On October 16, 2017, Airbus announced plans to buy a majority stake in the Bombardier C Series jetliner program, potentially providing the Canadian planemaker a way out from the trade dispute with Boeing.

Key points of the deal

As a result of the deal, Airbus will acquire a 50.01% interest in C Series Aircraft Limited Partnership (CSALP), the entity that manufactures and sells the C Series. Bombardier and Investissement Québec (IQ) will own 31% and 19%, respectively. Under the agreement, Airbus will provide access to its marketing, sales and customer support network and its aerospace manufacturing supply chain.

Airbus CEO Tom Enders said there hasn’t been a sale of the A319, the 126-seat model, since 2012. The CS100 seats 100-110 and the CS300 135-145 passengers. As a result, the C Series presents no competition to Airbus because of the lack of sales for the A319.

Boeing, on the other hand, offers the 737-700, which will be phased out with the 737-7 MAX. Poor sales of the 7 MAX prompted a redesign, adding 12 seats.

“I have no doubt that our partnership with Bombardier will boost sales and the value of this program tremendously,” said Airbus Chief Executive Officer Tom Enders. “Not only will this partnership secure the C Series and its industrial operations in Canada, the U.K. and China, but we also bring new jobs to the US.”

President and Chief executive officer of Bombardier Alain Bellemare said that Airbus is the perfect partner for the company, Québec and Canada.

“Their [Airbus] global scale, strong customer relationships and operational expertise are key ingredients for unleashing the full value of the C Series,” said Alain Bellemare in an official statement. “This partnership should more than double the value of the C Series program and ensures our remarkable game-changing aircraft realizes its full potential. ”

According to the deal, Airbus has offered to assemble some of the narrow-body jets at its US plant in Alabama for orders by American carriers. CSALP’s headquarters and primary assembly line and related functions will remain in Québec.

Delta seeks to avoid tariffs

The US assembly line would mean the jets would not be subject to possible US anti-subsidy and anti-dumping duties of 300%, Alain Bellemare said during a media conference call.

This means American Delta Air Lines might have to reschedule its deliveries of jets from Bombardier, if the US government doesn’t reverse preliminary findings on the duties or the US Court of International Trade or another venue doesn’t overturn the findings.

In 2016, Delta ordered 125 new CS100 jets from Bombardier. The deal sparked allegations by Boeing that the planemaker had sold the C Series to Delta at “absurdly low prices,” CNN informs. Boeing took its case to the US Department of Commerce, claiming the sale had harmed the U.S. manufacturer and its single-aisle 737 products.

The Commerce Department preliminary ruled in two separate cases the C Series should be subject to import tariffs as much as 300%.
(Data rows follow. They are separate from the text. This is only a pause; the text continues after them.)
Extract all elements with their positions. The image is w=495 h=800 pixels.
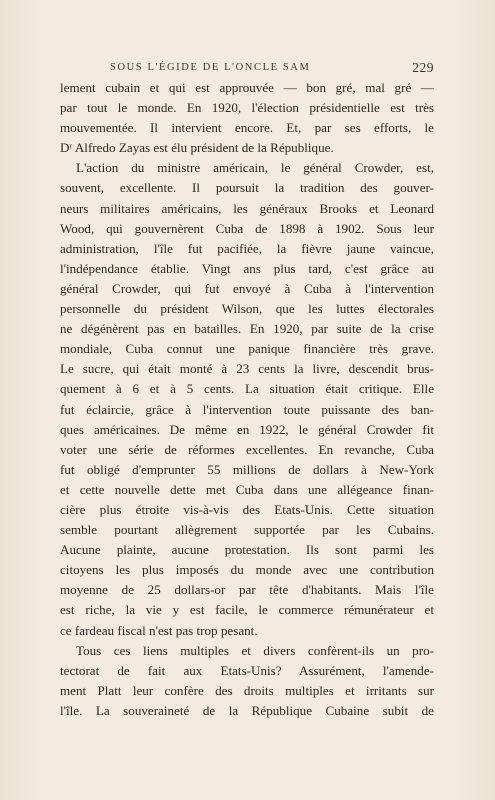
text-line: par tout le monde. En 1920, l'élection présidentielle est très (60, 100, 434, 116)
page-header (60, 60, 434, 80)
text-line: l'île. La souveraineté de la République Cubaine subit de (60, 702, 434, 718)
text-line: l'indépendance établie. Vingt ans plus tard, c'est grâce au (60, 260, 434, 276)
text-line: fut éclaircie, grâce à l'intervention toute puissante des ban- (60, 401, 434, 417)
text-line: quement à 6 et à 5 cents. La situation était critique. Elle (60, 381, 434, 397)
text-line: lement cubain et qui est approuvée — bon gré, mal gré — (60, 80, 434, 95)
text-line: fut obligé d'emprunter 55 millions de dollars à New-York (60, 461, 434, 477)
text-line: Le sucre, qui était monté à 23 cents la livre, descendit brus- (60, 361, 434, 377)
text-line: personnelle du président Wilson, que les luttes électorales (60, 301, 434, 317)
text-line: voter une série de réformes excellentes. En revanche, Cuba (60, 441, 434, 457)
text-line: et cette nouvelle dette met Cuba dans une allégeance finan- (60, 481, 434, 497)
text-line: ment Platt leur confère des droits multiples et irritants sur (60, 682, 434, 698)
text-line: ne dégénèrent pas en batailles. En 1920, par suite de la crise (60, 321, 434, 337)
text-line: cière plus étroite vis-à-vis des Etats-Unis. Cette situation (60, 501, 434, 517)
text-line: ques américaines. De même en 1922, le général Crowder fit (60, 421, 434, 437)
text-line: est riche, la vie y est facile, le commerce rémunérateur et (60, 602, 434, 618)
text-line: moyenne de 25 dollars-or par tête d'habitants. Mais l'île (60, 582, 434, 598)
text-line: L'action du ministre américain, le général Crowder, est, (76, 160, 434, 176)
text-line: ce fardeau fiscal n'est pas trop pesant. (60, 622, 258, 638)
text-line: administration, l'île fut pacifiée, la fièvre jaune vaincue, (60, 240, 434, 256)
text-line: citoyens les plus imposés du monde avec une contribution (60, 562, 434, 578)
text-line: Tous ces liens multiples et divers confèrent-ils un pro- (76, 642, 434, 658)
text-line: neurs militaires américains, les généraux Brooks et Leonard (60, 200, 434, 216)
text-line: mondiale, Cuba connut une panique financière très grave. (60, 341, 434, 357)
text-line: semble pourtant allègrement supportée par les Cubains. (60, 522, 434, 538)
text-line: souvent, excellente. Il poursuit la tradition des gouver- (60, 180, 434, 196)
text-line: général Crowder, qui fut envoyé à Cuba à l'intervention (60, 280, 434, 296)
body-text (60, 78, 434, 721)
text-line: Wood, qui gouvernèrent Cuba de 1898 à 1902. Sous leur (60, 220, 434, 236)
text-line: Dʳ Alfredo Zayas est élu président de la République. (60, 140, 334, 156)
text-line: tectorat de fait aux Etats-Unis? Assurément, l'amende- (60, 662, 434, 678)
text-line: mouvementée. Il intervient encore. Et, par ses efforts, le (60, 120, 434, 136)
page-number: 229 (412, 60, 434, 75)
running-title: SOUS L'ÉGIDE DE L'ONCLE SAM (110, 62, 311, 73)
text-line: Aucune plainte, aucune protestation. Ils sont parmi les (60, 542, 434, 558)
But Delta Air Lines says it is not going to pay these taxes, claiming that the C Series debate or the decision from Commerce is not just disappointing, it doesn’t make a whole lot of sense.

“We will not pay those tariffs, and that is very clear,” said chief executive officer and director of Delta Air Lines Edward Herman Bastian during the company’s earnings call on October 11, 2017. “We intend to take the aircraft. I can’t tell you how it’s going to eventually work out. We’re not going to be forced to pay tariffs or do anything with the deal, so there should not be any concerns on our investors’ minds in that regard. ”
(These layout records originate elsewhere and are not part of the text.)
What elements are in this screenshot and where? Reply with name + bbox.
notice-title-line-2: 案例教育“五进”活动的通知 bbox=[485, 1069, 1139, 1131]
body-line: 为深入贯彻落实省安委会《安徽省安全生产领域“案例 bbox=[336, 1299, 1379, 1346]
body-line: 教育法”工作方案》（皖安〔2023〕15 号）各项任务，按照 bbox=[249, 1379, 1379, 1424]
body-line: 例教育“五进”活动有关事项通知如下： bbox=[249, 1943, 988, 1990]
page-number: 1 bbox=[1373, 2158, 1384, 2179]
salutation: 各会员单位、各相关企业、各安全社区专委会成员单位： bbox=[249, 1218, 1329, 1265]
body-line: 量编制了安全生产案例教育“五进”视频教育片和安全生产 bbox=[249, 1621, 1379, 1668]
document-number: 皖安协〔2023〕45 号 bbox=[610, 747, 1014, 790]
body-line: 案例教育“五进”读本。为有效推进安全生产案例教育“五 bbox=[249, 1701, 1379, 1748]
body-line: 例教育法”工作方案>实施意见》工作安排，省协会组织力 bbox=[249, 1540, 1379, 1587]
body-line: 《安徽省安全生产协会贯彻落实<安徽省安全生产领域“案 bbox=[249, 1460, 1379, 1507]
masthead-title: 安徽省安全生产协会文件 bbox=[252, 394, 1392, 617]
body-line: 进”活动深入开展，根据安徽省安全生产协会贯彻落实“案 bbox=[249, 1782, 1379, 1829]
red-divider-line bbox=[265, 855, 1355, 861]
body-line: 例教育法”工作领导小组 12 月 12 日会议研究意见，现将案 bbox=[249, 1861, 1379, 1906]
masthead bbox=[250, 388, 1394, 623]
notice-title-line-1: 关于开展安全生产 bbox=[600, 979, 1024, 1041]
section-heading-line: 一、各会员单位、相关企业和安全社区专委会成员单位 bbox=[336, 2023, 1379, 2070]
However, Delta’s CEO said there may be a delay in taking the aircraft.

“We work through the issues with Bombardier, who’s being a great partner in this. We think that the aircraft needs to come to market, we believe it will come to market, and we believe Delta will get it at the agreed contractual price, ” says Edward Herman Bastian.

“It’s a very good move to bring this aircraft to the US because the US is the single largest market for this segment,” said Airbus CEO Tom Enders said.
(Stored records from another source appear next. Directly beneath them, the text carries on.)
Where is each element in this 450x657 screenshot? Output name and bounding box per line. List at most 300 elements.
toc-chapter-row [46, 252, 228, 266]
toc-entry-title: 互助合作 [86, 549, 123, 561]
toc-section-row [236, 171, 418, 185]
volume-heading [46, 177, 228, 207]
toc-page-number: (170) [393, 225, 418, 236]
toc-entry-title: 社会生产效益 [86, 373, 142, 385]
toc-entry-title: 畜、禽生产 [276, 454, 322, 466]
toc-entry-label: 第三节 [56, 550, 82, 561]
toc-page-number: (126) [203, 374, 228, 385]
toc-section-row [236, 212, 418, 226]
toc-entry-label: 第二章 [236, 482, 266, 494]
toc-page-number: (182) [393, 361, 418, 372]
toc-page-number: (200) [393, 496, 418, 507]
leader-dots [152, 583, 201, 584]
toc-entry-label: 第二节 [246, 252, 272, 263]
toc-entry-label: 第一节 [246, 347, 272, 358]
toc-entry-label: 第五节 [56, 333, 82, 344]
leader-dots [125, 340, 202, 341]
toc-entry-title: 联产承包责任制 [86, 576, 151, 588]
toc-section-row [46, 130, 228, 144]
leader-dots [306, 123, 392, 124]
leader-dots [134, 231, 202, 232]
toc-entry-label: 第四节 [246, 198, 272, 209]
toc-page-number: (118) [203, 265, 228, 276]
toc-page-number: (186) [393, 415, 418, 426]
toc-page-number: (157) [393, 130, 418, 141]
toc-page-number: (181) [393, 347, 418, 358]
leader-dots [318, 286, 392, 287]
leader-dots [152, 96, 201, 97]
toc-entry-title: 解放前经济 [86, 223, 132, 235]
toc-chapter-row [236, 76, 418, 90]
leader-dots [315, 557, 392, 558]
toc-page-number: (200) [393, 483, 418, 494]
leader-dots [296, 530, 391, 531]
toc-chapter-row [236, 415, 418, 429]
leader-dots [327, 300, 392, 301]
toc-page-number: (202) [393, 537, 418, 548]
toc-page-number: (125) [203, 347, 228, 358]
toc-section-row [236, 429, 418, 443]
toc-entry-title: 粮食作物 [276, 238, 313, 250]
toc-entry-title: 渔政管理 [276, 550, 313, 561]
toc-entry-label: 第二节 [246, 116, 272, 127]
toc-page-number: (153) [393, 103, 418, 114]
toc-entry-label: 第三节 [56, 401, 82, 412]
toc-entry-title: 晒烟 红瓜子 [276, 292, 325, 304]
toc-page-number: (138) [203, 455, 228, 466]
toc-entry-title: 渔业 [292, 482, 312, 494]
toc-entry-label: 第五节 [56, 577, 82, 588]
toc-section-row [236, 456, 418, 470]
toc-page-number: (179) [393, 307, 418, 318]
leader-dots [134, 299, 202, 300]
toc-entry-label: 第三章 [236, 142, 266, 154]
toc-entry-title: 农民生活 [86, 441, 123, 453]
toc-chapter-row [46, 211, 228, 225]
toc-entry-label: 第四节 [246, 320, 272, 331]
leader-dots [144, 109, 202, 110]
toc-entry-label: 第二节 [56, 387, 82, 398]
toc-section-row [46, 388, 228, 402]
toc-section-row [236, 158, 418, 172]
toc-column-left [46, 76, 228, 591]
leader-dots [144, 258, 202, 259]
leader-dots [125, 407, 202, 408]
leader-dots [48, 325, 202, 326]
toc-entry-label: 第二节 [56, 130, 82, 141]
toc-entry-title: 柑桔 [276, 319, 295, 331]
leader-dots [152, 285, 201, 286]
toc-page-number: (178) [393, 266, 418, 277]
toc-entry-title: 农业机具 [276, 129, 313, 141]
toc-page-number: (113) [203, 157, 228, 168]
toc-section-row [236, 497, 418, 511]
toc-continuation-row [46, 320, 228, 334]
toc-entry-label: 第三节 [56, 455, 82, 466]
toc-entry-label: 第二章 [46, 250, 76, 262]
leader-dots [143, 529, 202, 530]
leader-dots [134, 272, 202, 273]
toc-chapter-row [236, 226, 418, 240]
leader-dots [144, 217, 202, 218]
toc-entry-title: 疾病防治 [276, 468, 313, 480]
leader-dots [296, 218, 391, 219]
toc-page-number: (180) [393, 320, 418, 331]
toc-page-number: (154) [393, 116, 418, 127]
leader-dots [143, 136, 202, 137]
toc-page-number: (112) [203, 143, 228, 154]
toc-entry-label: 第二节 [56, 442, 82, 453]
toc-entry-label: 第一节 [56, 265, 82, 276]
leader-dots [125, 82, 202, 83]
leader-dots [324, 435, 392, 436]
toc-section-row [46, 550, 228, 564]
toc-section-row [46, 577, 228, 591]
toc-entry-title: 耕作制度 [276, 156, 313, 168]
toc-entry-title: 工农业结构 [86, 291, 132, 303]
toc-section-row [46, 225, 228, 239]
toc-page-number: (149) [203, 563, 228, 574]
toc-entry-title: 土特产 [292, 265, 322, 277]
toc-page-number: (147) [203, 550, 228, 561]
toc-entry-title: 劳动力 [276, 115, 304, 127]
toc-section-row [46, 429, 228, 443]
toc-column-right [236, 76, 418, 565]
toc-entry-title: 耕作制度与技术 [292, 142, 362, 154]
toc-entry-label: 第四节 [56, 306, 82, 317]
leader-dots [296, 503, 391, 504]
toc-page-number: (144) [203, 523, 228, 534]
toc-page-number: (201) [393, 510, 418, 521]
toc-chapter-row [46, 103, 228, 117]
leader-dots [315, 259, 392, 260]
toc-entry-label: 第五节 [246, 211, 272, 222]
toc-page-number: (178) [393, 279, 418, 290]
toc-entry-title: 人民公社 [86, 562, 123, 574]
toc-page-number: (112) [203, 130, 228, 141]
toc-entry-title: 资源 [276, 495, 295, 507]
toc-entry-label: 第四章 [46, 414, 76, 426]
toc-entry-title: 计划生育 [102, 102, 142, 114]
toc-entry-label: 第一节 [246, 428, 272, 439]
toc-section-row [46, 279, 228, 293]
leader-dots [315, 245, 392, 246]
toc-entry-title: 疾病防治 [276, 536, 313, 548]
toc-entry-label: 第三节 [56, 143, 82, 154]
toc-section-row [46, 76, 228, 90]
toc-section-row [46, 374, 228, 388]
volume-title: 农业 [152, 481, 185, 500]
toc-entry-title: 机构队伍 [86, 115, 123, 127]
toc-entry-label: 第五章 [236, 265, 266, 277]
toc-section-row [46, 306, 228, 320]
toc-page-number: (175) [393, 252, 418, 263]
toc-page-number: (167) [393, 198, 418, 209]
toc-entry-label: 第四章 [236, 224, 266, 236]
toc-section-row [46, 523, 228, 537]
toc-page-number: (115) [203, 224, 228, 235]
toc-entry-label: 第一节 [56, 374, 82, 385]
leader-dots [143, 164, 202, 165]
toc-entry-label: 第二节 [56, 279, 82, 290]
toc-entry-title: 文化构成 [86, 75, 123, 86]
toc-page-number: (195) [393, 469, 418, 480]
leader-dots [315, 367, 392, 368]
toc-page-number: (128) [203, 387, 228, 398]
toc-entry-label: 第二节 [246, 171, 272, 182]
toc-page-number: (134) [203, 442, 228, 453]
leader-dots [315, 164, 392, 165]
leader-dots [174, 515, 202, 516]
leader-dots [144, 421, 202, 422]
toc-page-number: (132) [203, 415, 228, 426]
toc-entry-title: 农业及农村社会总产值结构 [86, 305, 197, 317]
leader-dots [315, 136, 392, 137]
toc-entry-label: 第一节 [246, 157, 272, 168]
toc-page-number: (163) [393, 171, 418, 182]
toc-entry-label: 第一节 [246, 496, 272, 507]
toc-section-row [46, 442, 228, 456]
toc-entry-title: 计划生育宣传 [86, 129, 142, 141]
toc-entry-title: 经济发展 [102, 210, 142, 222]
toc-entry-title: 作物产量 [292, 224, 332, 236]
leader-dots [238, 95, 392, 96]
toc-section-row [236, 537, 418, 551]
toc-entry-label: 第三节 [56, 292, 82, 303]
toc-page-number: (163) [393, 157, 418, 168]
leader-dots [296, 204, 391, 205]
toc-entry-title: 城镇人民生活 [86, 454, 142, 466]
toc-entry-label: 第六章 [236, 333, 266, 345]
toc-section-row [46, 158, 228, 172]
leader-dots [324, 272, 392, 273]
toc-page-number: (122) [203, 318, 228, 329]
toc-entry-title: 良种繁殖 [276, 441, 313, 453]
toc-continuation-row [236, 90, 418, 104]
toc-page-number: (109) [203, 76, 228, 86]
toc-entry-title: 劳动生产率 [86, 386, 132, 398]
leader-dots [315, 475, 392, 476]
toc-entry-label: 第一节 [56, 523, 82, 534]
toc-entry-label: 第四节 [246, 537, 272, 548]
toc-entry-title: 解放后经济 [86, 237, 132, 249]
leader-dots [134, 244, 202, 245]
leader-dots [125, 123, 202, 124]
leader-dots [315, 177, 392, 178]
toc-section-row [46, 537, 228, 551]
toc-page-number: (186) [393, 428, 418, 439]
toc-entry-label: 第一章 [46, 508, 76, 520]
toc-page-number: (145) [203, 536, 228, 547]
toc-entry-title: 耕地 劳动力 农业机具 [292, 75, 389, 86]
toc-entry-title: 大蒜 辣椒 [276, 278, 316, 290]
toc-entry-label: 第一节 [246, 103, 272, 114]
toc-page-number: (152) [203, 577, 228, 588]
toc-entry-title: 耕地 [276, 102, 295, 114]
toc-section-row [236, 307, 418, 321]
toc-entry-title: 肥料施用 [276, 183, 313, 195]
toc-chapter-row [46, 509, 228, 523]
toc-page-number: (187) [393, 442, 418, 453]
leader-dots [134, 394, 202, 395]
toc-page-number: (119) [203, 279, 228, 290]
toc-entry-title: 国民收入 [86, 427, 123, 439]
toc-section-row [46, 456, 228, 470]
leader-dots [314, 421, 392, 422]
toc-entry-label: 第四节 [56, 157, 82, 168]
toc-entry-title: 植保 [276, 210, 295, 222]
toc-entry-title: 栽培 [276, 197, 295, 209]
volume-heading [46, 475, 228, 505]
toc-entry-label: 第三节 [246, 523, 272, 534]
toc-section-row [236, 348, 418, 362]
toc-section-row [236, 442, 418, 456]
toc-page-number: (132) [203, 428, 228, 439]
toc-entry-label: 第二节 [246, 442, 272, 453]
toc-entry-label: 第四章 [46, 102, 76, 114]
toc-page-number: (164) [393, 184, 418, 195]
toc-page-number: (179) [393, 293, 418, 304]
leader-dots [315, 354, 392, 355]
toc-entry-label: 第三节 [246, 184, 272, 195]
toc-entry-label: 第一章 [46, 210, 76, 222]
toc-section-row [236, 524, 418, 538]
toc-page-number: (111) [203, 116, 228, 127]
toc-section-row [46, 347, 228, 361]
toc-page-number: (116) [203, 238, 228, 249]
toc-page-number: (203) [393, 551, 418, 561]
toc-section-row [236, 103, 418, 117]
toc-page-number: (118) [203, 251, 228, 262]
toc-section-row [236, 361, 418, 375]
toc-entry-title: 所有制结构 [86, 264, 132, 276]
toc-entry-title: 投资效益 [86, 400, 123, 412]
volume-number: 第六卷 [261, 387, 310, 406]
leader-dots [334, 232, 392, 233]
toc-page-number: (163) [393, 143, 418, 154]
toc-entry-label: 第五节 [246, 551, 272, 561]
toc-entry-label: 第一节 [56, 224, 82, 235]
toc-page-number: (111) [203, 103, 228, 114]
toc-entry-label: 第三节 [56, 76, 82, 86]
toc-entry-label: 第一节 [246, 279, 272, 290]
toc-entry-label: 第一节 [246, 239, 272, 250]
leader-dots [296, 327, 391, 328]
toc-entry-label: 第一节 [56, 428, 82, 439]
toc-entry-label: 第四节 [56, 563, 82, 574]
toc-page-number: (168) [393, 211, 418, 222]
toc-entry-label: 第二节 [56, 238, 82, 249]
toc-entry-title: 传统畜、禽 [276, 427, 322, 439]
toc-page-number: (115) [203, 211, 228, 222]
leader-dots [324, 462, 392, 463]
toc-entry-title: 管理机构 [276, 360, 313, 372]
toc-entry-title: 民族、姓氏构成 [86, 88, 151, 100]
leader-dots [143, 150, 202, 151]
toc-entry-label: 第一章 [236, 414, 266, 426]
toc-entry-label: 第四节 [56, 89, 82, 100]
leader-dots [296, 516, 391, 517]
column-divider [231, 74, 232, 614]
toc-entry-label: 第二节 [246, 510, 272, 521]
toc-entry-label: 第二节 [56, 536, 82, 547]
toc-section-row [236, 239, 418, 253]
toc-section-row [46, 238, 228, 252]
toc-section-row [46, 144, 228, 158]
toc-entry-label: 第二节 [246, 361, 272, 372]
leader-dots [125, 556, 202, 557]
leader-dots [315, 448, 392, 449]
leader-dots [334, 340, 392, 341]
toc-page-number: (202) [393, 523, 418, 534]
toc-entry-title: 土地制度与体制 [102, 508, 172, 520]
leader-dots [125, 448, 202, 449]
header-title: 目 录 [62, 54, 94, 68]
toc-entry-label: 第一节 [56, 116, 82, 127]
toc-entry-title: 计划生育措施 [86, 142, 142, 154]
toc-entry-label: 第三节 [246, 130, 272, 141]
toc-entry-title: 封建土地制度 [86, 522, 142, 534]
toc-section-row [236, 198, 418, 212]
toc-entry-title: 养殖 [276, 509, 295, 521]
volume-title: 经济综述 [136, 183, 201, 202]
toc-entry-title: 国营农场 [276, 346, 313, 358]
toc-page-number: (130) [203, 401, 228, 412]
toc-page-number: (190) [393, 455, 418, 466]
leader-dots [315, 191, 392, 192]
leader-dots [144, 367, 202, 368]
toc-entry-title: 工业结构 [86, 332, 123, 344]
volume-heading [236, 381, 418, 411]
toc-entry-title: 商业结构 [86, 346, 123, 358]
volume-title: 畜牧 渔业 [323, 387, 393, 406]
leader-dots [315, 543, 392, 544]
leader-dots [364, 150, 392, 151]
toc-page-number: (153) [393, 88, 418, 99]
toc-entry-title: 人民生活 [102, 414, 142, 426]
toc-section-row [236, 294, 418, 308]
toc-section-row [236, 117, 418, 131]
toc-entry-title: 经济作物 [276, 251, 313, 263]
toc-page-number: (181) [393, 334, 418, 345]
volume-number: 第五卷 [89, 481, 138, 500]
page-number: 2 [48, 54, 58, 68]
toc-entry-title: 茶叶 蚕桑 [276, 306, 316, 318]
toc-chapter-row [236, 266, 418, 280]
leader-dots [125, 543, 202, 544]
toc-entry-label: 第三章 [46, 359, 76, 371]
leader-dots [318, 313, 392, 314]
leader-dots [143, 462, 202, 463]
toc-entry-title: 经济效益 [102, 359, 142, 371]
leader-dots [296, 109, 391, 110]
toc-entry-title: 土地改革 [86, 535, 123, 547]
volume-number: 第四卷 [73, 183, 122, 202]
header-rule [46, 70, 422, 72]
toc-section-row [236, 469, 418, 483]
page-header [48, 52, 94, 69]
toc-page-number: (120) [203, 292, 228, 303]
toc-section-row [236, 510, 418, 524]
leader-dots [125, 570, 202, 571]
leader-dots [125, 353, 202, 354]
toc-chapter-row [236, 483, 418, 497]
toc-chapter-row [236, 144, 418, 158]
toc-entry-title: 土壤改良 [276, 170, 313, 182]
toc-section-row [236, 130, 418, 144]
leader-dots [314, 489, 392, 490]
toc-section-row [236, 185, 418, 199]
Unite: “No room for complacency”

The UK government must step up pressure on Boeing to ensure the withdrawal of ‘crushing’ tariffs on Bombardier’s C-series passenger jet Britain’s largest union, Unite said on October 17, as it warned there could be “no room for complacency” following news that Airbus was taking a majority share in the C-series aircraft.

Currently, Bombardier employs around 4000 people at its Belfast, Northern Ireland, plant. A quarter of those workers are involved in the construction of C Series wings and fuselage. Unite trade union, representing Bombardier workers in the UK, has a positive outlook regarding the Airbus announcement.

“This news gives us cause to have some hope, but we are far from out of the woods and there is still much work to do to secure Bombardier jobs in Northern Ireland and the rest of the UK,” Unite assistant general secretary with responsibility for aerospace Steve Turner said in an official statement.

GMB, another trade union representing some of the Bombardier workers in Belfast welcomes the deal as well, but remains wary, as the details of the deal are not clear yet.

“GMB hopes both Bombardier and Airbus have taken cast iron legal advice to ensure they don’t get rid on one legal challenge only to open themselves up to another,“ Ross Murdoch, GMB National Officer, said in an official statement.